7 things you probably didn’t know about purring: they usually stop when they hear water running

Hangai Lilla

2023. July 22 - Photos: Getty Images Hungary

Perhaps even those who are not particularly fond of cats will agree that purring is one of the most soothing and pleasant sounds in the world. In addition, science also supports this intuition, as it turned out that this magical frequency even promotes the healing of joints and bones. And the list doesn't end here!


We have collected a bunch of facts about the cat purring so that you can enjoy the healing concert even more afterwards.

1. You’d rather feel it than hear it

Now if we asked you to imagine a kitty sitting on your lap and purring, you could almost feel it, right? Due to the low volume and pleasant vibration, we tend to feel the purr rather than hear it.

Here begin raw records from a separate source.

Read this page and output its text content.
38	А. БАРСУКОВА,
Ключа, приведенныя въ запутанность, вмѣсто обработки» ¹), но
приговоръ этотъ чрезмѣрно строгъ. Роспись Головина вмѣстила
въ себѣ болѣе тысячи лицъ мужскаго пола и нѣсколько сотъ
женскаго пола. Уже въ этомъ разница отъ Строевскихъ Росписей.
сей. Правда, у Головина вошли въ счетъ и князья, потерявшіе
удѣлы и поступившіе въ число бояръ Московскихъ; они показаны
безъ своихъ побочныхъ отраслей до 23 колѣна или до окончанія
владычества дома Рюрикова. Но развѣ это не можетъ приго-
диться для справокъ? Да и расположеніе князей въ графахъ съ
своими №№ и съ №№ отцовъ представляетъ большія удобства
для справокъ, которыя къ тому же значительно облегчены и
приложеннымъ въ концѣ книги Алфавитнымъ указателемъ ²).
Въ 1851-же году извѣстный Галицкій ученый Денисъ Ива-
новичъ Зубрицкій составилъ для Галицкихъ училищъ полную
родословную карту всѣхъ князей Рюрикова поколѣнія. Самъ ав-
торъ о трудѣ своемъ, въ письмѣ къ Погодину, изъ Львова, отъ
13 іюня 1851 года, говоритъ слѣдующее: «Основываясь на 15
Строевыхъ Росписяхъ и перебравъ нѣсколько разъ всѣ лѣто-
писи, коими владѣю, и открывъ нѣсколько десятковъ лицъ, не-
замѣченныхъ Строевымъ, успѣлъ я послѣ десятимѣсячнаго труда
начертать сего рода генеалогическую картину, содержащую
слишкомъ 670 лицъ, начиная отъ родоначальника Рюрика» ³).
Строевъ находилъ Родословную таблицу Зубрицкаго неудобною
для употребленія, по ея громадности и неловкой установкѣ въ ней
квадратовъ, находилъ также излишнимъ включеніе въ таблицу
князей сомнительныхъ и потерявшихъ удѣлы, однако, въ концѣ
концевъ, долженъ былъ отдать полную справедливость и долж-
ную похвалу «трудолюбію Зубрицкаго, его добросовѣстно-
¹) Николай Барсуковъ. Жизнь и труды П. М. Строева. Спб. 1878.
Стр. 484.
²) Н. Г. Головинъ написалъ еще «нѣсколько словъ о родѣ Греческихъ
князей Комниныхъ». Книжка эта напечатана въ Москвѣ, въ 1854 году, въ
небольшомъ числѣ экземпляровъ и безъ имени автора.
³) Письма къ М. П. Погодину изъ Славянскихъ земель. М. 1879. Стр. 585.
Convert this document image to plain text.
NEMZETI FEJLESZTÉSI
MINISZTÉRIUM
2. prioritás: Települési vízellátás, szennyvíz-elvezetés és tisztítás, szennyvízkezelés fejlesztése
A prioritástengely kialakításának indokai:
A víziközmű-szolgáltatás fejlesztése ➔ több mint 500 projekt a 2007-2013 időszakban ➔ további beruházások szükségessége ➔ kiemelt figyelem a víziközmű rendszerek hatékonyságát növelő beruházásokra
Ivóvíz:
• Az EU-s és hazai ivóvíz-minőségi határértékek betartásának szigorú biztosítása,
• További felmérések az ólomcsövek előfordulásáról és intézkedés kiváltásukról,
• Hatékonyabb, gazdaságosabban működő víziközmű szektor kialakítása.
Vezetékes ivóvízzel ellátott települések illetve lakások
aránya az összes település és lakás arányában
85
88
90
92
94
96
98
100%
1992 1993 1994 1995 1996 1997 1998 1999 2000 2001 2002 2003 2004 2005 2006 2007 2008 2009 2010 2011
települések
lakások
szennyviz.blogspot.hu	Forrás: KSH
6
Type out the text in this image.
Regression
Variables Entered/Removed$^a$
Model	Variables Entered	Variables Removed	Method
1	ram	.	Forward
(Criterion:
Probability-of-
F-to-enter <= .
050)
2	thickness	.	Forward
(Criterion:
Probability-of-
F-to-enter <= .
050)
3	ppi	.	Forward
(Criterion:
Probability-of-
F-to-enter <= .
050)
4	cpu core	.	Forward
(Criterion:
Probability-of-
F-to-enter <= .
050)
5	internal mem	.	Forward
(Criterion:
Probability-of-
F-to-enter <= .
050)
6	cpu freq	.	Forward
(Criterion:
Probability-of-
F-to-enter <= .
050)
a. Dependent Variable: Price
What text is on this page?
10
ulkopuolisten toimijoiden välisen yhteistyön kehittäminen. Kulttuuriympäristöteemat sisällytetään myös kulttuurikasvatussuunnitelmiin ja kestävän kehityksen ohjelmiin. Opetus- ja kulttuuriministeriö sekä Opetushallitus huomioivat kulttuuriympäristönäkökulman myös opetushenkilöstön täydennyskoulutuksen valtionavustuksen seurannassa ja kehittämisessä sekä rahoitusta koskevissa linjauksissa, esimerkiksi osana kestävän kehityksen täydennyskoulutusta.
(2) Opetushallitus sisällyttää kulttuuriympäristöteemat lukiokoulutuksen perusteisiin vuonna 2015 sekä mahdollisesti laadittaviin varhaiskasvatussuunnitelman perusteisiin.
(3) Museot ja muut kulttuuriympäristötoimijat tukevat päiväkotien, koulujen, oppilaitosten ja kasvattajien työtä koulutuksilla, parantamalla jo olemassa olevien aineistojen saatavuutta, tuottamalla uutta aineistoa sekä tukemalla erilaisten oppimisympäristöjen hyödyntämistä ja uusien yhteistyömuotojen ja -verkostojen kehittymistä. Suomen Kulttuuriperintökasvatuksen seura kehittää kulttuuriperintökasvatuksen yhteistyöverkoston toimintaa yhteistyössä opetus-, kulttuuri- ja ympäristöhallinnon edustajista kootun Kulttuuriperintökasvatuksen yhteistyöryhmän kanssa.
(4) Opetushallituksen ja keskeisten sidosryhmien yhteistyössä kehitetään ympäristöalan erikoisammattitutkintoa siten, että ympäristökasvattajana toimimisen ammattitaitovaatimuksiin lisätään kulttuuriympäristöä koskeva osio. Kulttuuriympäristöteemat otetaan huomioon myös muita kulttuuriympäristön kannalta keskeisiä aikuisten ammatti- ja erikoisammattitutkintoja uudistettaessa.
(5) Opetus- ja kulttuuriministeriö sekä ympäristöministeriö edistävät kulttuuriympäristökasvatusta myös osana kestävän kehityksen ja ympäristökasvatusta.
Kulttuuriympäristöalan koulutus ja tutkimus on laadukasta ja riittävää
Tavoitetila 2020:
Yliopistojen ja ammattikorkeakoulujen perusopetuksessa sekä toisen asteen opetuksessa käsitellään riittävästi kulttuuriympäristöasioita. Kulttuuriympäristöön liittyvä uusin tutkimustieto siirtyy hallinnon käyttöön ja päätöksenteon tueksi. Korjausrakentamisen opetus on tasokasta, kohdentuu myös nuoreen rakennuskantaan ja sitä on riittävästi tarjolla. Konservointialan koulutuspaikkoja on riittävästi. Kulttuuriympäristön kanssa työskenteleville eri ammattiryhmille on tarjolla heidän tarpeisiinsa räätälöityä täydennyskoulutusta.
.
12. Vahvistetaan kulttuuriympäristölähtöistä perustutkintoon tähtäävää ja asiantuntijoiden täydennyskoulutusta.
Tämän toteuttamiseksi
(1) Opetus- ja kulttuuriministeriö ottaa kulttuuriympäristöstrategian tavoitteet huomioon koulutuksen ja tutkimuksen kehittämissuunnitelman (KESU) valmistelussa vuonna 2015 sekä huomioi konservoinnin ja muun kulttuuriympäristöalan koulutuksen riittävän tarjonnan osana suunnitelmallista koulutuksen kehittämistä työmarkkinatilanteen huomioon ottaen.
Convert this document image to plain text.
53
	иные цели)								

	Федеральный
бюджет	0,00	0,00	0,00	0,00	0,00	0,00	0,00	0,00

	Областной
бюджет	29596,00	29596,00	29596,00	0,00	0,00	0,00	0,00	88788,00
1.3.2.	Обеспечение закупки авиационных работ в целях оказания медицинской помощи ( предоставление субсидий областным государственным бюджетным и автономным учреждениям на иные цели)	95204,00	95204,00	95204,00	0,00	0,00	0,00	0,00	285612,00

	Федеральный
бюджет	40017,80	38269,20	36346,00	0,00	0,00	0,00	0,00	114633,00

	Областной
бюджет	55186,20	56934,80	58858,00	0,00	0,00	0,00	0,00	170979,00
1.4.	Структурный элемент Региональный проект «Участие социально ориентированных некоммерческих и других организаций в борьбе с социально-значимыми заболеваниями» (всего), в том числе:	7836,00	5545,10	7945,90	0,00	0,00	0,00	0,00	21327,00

2. Purring is not just for cats – well, it is

It’s probably less surprising that big cats like the lynx or cheetah also purr, but our jaws dropped when we learned that hyenas, guinea pigs, raccoons, civet cats, and even mongooses possess this skill too. Pretty much… But the purring in their sound set differs in frequency and use. In addition, most of them only make this sound when exhaling which means it is not really a purr after all. Thus, we can say that the purring of felines is unique in the animal world.

3. Many big cats are exceptions

However, some big cats cannot purr and instead they only can roar. Examples include the lion and the tiger. Those species that do purr, such as the aforementioned lynx or the cougar, do not make battle roar. Cats have a rigid hyoid bone, while lions and tigers have a flexible hyoid bone. Researchers are still trying to figure out why there is a difference in the development of these bones, but they do know for sure that they are located in the throat and provide support for the larynx.

The king of the pampas and the striped big cat are able to make a sound similar to purring, but only half as long, because they only vibrate their vocal cords when exhaling.

4. Sometimes people smile when they are nervous

Everyone knows that cats purr when they are happy and calm. But are you aware that they also do it when they are scared, threatened or stressed? It’s like a nervous habit. We also smile sometimes when we are nervous.

You rather feel the purr than hear it.

5. If water flows, the concert is over

Cats usually stop purring when they hear the water running. Many vets turn on the faucet so that they can listen to the little patient lungs and heartbeat.

6. Even in science it is a controversial topic

Researchers don’t fully agree on exactly how cats purr. Interesting, right? Most people think it starts in the brain, which sends a signal to the laryngeal muscles, which vibrate 25 to 150 times per minute. This causes the vocal cords to separate as the cat inhales and exhales, and we call it a purr.

7. The mama cat purrs while giving birth

Although no one knows why yet. It may be a response to pain and discomfort, or perhaps a means of bonding with the kittens. It is also a common phenomenon during breastfeeding and is believed to be used to calm the kittens. They start purring in the early stages of life, when they are just a few days old.